3.2 MAP scores of different CLIR models

We compare the MAP score of the BERT model with those of other CLIR models in Table 3. In the table, we report MAP scores on the phrase query subset and the entire query set separately, to see how our model trained with single-word queries performs on query phrases. In the model training stage, QRANN model is the only model that is trained with the query phrases directly, all other models (including BERT) in this experiment will split a multi-word query or query phrase into multiple single-word queries. Surprisingly, the BERT MAP scores for the phrase query subset is the best compared with the performances of other approaches. It shows that BERT model can produce better relevance model for single-word queries and foreign-language sentence.The table also shows that BERT outperforms the other neural approaches over the entire query set.

3.3 MQWV scores of different CLIR models

We compare BERT models with other CLIR models in terms of MQWV scores. The results are summarized in Table 4

. The first row in the table shows the best results of non-neural CLIR models, which are probabilistic CLIR model and probabilistic occurrence model. In this table, we separate the results based on the type of source documents: text or speech. Speech documents are converted into text documents via automatic speech recognition 

[18]. The results of the BERT model on the speech sets are the best, compared with the non-neural CLIR systems, QRANN and Dot-product models, while the results on the text sets are comparable to those from the non-neural systems, and better than the other neural systems.

Approach Analysis Set Development Set
Text Speech Text Speech
Best non-neural system 66.3 63.3 68.8 64.0
BERT 65.7 65.4 61.8 65.1
Dot-Product 61.0 60.4 56.1 63.7
QRANN 62.3 58.4 57.2 65.0
Table 4: MQWV scores on the Lithuanian analysis and development sets and Q1 queries.

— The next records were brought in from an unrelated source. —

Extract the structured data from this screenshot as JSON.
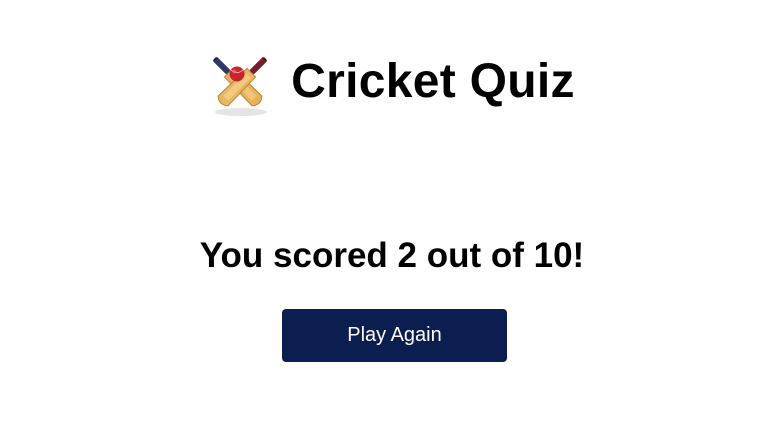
{
  "header": {
    "logo_icon": "crossed-cricket-bats-icon",
    "title": "Cricket Quiz"
  },
  "result": {
    "score_text": "You scored 2 out of 10!"
  },
  "actions": {
    "play_again_label": "Play Again"
  },
  "colors": {
    "button_background": "#0c1d4f",
    "button_text": "#ffffff",
    "text": "#000000",
    "background": "#ffffff"
  }
}
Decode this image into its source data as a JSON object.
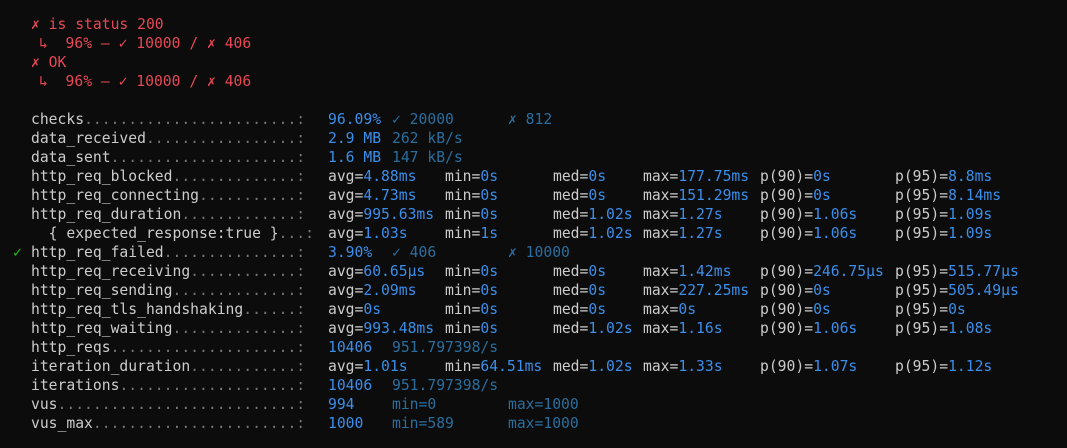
{
  "failures": [
    {
      "title": "✗ is status 200",
      "detail": "↳  96% — ✓ 10000 / ✗ 406"
    },
    {
      "title": "✗ OK",
      "detail": "↳  96% — ✓ 10000 / ✗ 406"
    }
  ],
  "metrics": [
    {
      "name": "checks",
      "dots": "........................:",
      "kind": "rate",
      "pct": "96.09%",
      "a": "✓ 20000",
      "b": "✗ 812"
    },
    {
      "name": "data_received",
      "dots": ".................:",
      "kind": "rate",
      "pct": "2.9 MB",
      "a": "262 kB/s",
      "b": ""
    },
    {
      "name": "data_sent",
      "dots": ".....................:",
      "kind": "rate",
      "pct": "1.6 MB",
      "a": "147 kB/s",
      "b": ""
    },
    {
      "name": "http_req_blocked",
      "dots": "..............:",
      "kind": "trend",
      "avg": "4.88ms",
      "min": "0s",
      "med": "0s",
      "max": "177.75ms",
      "p90": "0s",
      "p95": "8.8ms"
    },
    {
      "name": "http_req_connecting",
      "dots": "...........:",
      "kind": "trend",
      "avg": "4.73ms",
      "min": "0s",
      "med": "0s",
      "max": "151.29ms",
      "p90": "0s",
      "p95": "8.14ms"
    },
    {
      "name": "http_req_duration",
      "dots": ".............:",
      "kind": "trend",
      "avg": "995.63ms",
      "min": "0s",
      "med": "1.02s",
      "max": "1.27s",
      "p90": "1.06s",
      "p95": "1.09s"
    },
    {
      "name": "  { expected_response:true }",
      "dots": "...:",
      "kind": "trend",
      "avg": "1.03s",
      "min": "1s",
      "med": "1.02s",
      "max": "1.27s",
      "p90": "1.06s",
      "p95": "1.09s"
    },
    {
      "name": "http_req_failed",
      "dots": "...............:",
      "kind": "rate",
      "check": "✓",
      "pct": "3.90%",
      "a": "✓ 406",
      "b": "✗ 10000"
    },
    {
      "name": "http_req_receiving",
      "dots": "............:",
      "kind": "trend",
      "avg": "60.65µs",
      "min": "0s",
      "med": "0s",
      "max": "1.42ms",
      "p90": "246.75µs",
      "p95": "515.77µs"
    },
    {
      "name": "http_req_sending",
      "dots": "..............:",
      "kind": "trend",
      "avg": "2.09ms",
      "min": "0s",
      "med": "0s",
      "max": "227.25ms",
      "p90": "0s",
      "p95": "505.49µs"
    },
    {
      "name": "http_req_tls_handshaking",
      "dots": "......:",
      "kind": "trend",
      "avg": "0s",
      "min": "0s",
      "med": "0s",
      "max": "0s",
      "p90": "0s",
      "p95": "0s"
    },
    {
      "name": "http_req_waiting",
      "dots": "..............:",
      "kind": "trend",
      "avg": "993.48ms",
      "min": "0s",
      "med": "1.02s",
      "max": "1.16s",
      "p90": "1.06s",
      "p95": "1.08s"
    },
    {
      "name": "http_reqs",
      "dots": ".....................:",
      "kind": "counter",
      "count": "10406",
      "rate": "951.797398/s"
    },
    {
      "name": "iteration_duration",
      "dots": "............:",
      "kind": "trend",
      "avg": "1.01s",
      "min": "64.51ms",
      "med": "1.02s",
      "max": "1.33s",
      "p90": "1.07s",
      "p95": "1.12s"
    },
    {
      "name": "iterations",
      "dots": "....................:",
      "kind": "counter",
      "count": "10406",
      "rate": "951.797398/s"
    },
    {
      "name": "vus",
      "dots": "...........................:",
      "kind": "gauge",
      "value": "994",
      "min": "min=0",
      "max": "max=1000"
    },
    {
      "name": "vus_max",
      "dots": ".......................:",
      "kind": "gauge",
      "value": "1000",
      "min": "min=589",
      "max": "max=1000"
    }
  ],
  "colors": {
    "background": "#0c0c0c",
    "fail": "#e74856",
    "value": "#3b8eea",
    "dim_value": "#2a6e9e",
    "text": "#cccccc",
    "pass_check": "#16c60c"
  }
}
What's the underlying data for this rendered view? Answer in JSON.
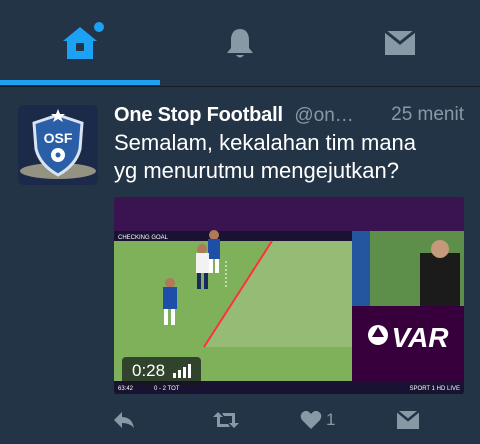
{
  "tabs": [
    {
      "id": "home",
      "icon": "home-icon",
      "active": true,
      "has_badge": true
    },
    {
      "id": "notifications",
      "icon": "bell-icon",
      "active": false
    },
    {
      "id": "messages",
      "icon": "envelope-icon",
      "active": false
    }
  ],
  "tweet": {
    "avatar_text": "OSF",
    "display_name": "One Stop Football",
    "handle": "@on…",
    "time": "25 menit",
    "text_line1": "Semalam, kekalahan tim mana",
    "text_line2": "yg menurutmu mengejutkan?",
    "media": {
      "overlay_label": "CHECKING GOAL",
      "var_text": "VAR",
      "score_text": "0 - 2 TOT",
      "clock_text": "63:42",
      "broadcaster_text": "SPORT 1 HD LIVE",
      "duration": "0:28"
    },
    "actions": {
      "like_count": "1"
    }
  },
  "colors": {
    "background": "#243447",
    "accent": "#1da1f2",
    "muted": "#8899a6",
    "var_purple": "#37003c"
  }
}
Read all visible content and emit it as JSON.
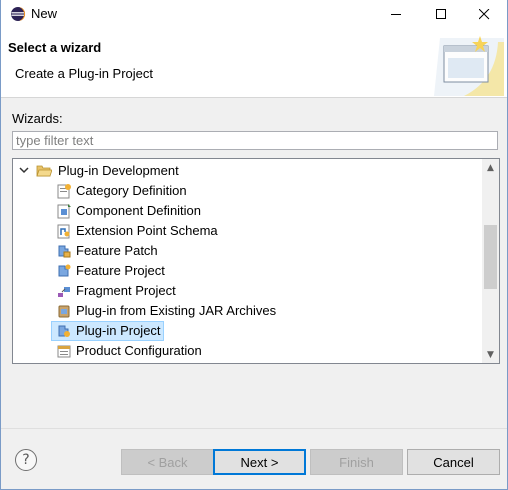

3.4 Analysis on attention patterns from BERT

In Figure 3, we visualize the attention patterns produced by the attention heads from a transformer layer for the input English query ‘writing well’ and the foreign-language sentence ‘mano nuomone ši autore rašo arba gerai arba blogai arba vidutiniškai’. The query term ‘writing’ attends to the foreign word ‘rašo’ (source-target word matching), while also attends to the foreign word ‘gerai’ , which correspond to the next English word ‘well’ in the query (bigram modeling). BERT CLIR model is able to capture these local matching features, which have been proven to be strong neural IR features.

4 Conclusions

We introduce a deep relevance matching model based on BERT language modeling architecture for cross-lingual document retrieval. The self-attention based architecture models the interactions of query words with words in the foreign-language sentence. The relevance model is initialized by the pretrained multi-lingual BERT model, and then finetuned with home-made CLIR training data that are derived from parallel data. The results of the CLIR BERT model on the data released by the MATERIAL program are better than two other competitive neural baselines, and comparable to the results of the probabilistic CLIR model. Our future work will use public IR datasets in English to learn IR features with BERT and transfer them to cross-lingual IR.


This work was supported by the Intelligence Advanced Research Projects Activity (IARPA) via Department of Defense US Air Force Research Laboratory contract number FA8650-17-C-9118.